Pandora, Last.fm, Turntable.fm, 8tracks, playlist.com and numerous other music discovery sites help find you new fans. Spotify, Rdio and MOG allow listeners to stream your music on demand from their desktops or on mobile. Multiple Direct to Fan platforms like Reverb Nation, Topspin, VibeDeck, BandZoogle and Nimbit empower them to sell and engage directly with their fanbase.
The internet is packed to the brim with music services. Not to mention the social platforms like Facebook and Twitter that also work as fan communication platforms.
So the question is this: Why isn’t it the best time for music artists? Surely if artists are equipped with everything they need to make it themselves, then why are so many struggling? There are a number of points that contribute to the difficulty in music online:
The vast majority of major services are limited to North America and Europe, almost solely because of licensing issues. Even for artists from these locations, this severely limits your audience, artificially.
With single sales replacing album sales, music services inevitably face microtransactions. These are heavy on transaction fees (which can be over 30 percent on a US$1 transactions).
To succeed as an independent artist online, you not only need to be an expert at your craft, but also at choosing and managing your online presence. Knowing how to harness the digital music and social media landscape is itself a full time job. Specifically, you want to channel your fans to as small a selection of portals as possible, while still taking advantage of as many of the resources.
The act of selling music in a modern world is difficult, as songs are simultaneously your promotional tool and product. No-one buys your music until they have listened to it enough, and allowing them to freely listen to it doesn’t incentivise them to buy it. Try sell your music and you don’t gain support (or people will pirate), give it away for free and struggle to make money. Finally, no matter what you do, people can always download your music for free if they want to.
Streaming cloud based services like Spotify are all the rage these days. As a previous Memeburn article illustrates, however, these services provide minimal, and I mean minimal, revenue to artists, even unsigned artists. The prime reason behind this is the structure of these services tends to be overly customer-centric. Streaming is even more difficult to commoditise than downloads.
Albums used to make sense. They were guided by the physical limitations of the medium. With the move to digital, this has changed. Not only are there no such limitations, but music listening has changed. Songs are predominantly listened to on random, or in playlist format, rather than as a CD. Music needs to adapt appropriately.
The current landscape, however, is torn halfway between the single track and the album, with only a few truly incorporating this into their music creation.

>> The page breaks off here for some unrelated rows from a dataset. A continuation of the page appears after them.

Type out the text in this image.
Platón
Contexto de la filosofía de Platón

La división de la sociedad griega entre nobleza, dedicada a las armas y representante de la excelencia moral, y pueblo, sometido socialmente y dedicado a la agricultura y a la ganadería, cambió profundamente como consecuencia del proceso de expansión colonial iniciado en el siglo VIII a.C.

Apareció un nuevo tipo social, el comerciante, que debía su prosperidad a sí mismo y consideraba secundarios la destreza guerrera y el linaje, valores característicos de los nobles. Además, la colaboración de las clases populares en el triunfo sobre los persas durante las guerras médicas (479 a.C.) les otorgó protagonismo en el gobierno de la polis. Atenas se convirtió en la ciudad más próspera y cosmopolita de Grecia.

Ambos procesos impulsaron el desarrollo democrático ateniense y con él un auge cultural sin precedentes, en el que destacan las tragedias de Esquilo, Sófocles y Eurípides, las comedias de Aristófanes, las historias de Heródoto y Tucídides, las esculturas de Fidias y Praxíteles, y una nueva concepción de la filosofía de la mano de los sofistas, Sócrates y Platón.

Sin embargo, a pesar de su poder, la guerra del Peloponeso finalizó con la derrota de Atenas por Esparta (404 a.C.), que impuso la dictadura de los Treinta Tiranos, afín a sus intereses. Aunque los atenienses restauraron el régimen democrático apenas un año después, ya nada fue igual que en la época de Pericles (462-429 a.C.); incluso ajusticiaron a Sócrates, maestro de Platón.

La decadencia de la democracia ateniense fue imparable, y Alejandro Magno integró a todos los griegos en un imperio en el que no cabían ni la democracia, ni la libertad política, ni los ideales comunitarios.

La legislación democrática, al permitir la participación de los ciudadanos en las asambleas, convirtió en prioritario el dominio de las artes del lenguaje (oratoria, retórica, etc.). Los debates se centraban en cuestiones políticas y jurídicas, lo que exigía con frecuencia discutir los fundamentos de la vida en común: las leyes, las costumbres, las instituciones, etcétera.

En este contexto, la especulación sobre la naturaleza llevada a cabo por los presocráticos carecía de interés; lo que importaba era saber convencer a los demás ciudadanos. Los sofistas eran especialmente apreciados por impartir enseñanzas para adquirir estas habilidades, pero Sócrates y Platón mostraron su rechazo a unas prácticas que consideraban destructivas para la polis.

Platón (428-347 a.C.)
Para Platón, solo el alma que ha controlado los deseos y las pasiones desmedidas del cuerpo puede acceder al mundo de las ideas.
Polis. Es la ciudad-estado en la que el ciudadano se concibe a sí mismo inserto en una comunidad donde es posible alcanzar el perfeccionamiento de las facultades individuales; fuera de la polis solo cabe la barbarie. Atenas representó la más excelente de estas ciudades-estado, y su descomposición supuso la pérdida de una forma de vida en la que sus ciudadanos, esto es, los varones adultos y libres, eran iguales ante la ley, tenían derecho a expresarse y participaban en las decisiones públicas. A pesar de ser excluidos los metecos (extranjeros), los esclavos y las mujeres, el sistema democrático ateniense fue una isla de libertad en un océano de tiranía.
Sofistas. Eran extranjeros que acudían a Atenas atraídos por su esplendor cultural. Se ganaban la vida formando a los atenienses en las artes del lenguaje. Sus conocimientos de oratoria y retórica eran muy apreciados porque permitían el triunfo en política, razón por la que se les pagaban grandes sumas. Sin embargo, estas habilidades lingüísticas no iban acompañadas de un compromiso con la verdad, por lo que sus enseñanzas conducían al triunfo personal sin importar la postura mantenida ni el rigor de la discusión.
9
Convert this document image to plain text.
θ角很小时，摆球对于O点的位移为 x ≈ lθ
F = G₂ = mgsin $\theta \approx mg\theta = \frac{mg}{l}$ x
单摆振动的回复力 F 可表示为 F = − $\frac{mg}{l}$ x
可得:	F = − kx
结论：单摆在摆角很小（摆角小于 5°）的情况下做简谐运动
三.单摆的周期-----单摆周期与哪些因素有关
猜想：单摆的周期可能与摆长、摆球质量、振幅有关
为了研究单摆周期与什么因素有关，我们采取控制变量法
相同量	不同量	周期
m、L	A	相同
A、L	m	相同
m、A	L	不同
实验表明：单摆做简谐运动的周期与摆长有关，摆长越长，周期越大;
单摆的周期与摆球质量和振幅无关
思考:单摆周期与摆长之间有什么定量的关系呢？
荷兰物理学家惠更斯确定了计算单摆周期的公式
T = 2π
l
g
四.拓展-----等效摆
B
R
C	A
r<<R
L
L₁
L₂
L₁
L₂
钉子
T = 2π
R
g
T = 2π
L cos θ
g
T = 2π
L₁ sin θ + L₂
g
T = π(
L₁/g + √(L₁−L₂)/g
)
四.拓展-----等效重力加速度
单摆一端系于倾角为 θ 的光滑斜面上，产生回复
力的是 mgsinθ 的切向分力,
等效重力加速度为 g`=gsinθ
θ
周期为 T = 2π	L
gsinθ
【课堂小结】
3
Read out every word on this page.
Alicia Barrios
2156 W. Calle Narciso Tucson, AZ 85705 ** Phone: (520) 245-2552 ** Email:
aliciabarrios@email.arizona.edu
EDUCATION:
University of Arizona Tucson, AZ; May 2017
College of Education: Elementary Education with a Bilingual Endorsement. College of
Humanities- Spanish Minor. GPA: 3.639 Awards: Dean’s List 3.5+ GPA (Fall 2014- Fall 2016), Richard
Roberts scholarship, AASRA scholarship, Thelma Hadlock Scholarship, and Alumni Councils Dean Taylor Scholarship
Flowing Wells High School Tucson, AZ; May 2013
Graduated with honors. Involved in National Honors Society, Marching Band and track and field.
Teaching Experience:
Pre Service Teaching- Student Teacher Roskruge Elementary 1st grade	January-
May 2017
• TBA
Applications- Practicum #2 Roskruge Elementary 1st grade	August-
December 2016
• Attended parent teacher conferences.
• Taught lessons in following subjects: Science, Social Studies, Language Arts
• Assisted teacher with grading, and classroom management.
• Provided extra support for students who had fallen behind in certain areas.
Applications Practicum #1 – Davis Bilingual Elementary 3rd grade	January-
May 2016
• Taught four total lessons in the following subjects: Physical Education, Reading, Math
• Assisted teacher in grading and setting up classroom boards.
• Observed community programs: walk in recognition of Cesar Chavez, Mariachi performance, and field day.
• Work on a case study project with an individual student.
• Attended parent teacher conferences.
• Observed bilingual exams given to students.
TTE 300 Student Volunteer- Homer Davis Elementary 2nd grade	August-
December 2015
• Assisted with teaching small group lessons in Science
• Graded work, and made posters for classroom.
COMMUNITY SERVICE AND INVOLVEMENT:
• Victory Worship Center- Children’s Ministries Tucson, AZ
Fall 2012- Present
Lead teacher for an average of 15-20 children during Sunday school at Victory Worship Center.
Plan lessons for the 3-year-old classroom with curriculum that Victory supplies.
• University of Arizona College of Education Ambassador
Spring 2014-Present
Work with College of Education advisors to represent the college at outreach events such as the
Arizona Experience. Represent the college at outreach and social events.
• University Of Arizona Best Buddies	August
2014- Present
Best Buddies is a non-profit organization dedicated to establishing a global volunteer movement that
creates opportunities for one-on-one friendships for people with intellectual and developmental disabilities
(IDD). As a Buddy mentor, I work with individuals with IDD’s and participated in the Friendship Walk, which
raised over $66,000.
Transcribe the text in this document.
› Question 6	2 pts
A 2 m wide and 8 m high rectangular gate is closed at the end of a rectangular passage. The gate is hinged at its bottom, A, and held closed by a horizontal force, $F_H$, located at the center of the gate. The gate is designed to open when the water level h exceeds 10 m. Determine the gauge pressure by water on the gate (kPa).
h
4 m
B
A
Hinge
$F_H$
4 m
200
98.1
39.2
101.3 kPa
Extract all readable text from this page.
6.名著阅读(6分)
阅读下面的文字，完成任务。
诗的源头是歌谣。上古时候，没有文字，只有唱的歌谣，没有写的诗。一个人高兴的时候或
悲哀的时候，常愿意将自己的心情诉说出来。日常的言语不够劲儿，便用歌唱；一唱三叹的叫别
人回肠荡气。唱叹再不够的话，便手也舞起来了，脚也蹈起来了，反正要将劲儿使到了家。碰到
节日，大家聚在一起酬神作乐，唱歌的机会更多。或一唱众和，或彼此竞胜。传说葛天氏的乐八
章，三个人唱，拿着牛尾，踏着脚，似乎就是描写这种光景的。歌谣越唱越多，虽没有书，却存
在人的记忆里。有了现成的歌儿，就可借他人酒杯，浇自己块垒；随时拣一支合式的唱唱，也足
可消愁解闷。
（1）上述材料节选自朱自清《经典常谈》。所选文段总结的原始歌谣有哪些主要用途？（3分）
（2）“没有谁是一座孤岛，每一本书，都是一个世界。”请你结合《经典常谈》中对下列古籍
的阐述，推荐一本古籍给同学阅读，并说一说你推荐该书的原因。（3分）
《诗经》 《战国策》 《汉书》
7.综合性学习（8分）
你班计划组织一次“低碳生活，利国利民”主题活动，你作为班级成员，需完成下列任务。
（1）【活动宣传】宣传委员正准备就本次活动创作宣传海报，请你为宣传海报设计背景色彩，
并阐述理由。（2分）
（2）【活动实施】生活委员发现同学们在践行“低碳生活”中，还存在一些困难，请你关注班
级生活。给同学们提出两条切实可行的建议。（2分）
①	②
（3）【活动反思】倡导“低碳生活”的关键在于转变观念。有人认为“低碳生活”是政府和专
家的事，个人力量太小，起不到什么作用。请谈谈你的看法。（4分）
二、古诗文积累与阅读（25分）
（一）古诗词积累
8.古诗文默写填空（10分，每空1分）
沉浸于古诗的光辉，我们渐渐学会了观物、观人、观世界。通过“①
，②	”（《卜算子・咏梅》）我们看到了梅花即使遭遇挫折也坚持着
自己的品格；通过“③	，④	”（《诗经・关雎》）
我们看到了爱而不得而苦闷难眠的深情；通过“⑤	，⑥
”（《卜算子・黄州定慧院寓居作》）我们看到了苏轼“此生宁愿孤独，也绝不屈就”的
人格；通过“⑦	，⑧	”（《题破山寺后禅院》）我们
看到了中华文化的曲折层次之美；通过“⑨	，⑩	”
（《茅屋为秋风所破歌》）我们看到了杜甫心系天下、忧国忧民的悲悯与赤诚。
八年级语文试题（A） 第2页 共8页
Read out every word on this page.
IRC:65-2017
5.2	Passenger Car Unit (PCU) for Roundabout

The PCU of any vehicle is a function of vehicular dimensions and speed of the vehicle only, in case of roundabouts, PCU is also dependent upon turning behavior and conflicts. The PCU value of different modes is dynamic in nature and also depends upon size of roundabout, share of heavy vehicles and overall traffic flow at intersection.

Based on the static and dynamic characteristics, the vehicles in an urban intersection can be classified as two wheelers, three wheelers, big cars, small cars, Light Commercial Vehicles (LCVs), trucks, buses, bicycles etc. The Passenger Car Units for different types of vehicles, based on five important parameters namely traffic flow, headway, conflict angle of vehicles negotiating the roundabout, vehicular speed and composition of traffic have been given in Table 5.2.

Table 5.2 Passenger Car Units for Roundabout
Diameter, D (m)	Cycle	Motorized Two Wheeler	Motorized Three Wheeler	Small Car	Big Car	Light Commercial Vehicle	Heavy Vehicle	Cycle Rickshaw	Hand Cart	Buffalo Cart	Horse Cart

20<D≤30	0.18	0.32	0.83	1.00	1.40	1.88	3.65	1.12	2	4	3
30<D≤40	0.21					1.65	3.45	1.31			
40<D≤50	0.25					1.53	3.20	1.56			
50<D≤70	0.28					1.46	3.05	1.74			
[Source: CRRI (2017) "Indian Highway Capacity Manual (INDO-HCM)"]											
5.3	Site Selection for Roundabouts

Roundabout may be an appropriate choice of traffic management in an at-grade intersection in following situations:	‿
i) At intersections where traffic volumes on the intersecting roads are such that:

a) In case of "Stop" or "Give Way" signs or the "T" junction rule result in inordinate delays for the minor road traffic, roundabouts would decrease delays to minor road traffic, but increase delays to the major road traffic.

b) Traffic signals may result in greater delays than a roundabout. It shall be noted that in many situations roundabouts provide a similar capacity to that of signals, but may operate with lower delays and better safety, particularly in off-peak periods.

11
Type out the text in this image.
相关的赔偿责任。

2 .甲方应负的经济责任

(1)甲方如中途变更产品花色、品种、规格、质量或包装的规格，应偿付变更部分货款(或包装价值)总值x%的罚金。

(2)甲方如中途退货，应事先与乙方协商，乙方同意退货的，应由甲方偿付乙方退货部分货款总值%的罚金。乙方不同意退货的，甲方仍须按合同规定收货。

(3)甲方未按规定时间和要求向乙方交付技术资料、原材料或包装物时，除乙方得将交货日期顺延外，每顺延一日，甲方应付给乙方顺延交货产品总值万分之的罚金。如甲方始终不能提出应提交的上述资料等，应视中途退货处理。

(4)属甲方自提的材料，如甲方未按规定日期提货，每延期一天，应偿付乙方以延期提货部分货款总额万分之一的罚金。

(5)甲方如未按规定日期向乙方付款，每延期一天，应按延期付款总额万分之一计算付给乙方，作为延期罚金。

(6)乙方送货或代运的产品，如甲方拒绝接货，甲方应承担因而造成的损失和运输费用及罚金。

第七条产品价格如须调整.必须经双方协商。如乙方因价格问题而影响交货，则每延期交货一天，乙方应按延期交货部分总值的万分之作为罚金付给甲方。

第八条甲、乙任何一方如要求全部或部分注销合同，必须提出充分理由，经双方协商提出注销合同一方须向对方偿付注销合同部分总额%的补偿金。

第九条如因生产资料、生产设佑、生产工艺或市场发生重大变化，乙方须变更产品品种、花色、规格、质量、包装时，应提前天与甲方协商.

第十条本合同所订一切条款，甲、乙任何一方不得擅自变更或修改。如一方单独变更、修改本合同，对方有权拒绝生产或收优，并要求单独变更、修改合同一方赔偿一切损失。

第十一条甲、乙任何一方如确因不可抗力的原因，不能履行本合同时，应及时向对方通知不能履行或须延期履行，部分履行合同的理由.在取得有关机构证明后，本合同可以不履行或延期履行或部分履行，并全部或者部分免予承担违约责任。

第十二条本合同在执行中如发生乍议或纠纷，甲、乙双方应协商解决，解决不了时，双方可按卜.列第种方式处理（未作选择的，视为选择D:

There is little doubt that the tides are slowly shifting away from major label control, nevertheless, their influence still empowers the vast majority of mainstream music. Furthermore, the labels are now scrambling to find a solution for their dwindling profits. While Spotify might serve this purpose for them, it will not do so for individual artists who cannot subsidise their income with worldwide touring, merchandising and sponsorship.
The modern online landscape allows independent artists to find success comparable to major labels. It is clear, though, that it requires far more than musical talent to do so. An understanding of how to harness the marketing potential of music is more useful to gaining online traction, even if the expertise itself is outsourced. Even then, to replace a regular salary with income from online music sales and subscription services is still very difficult.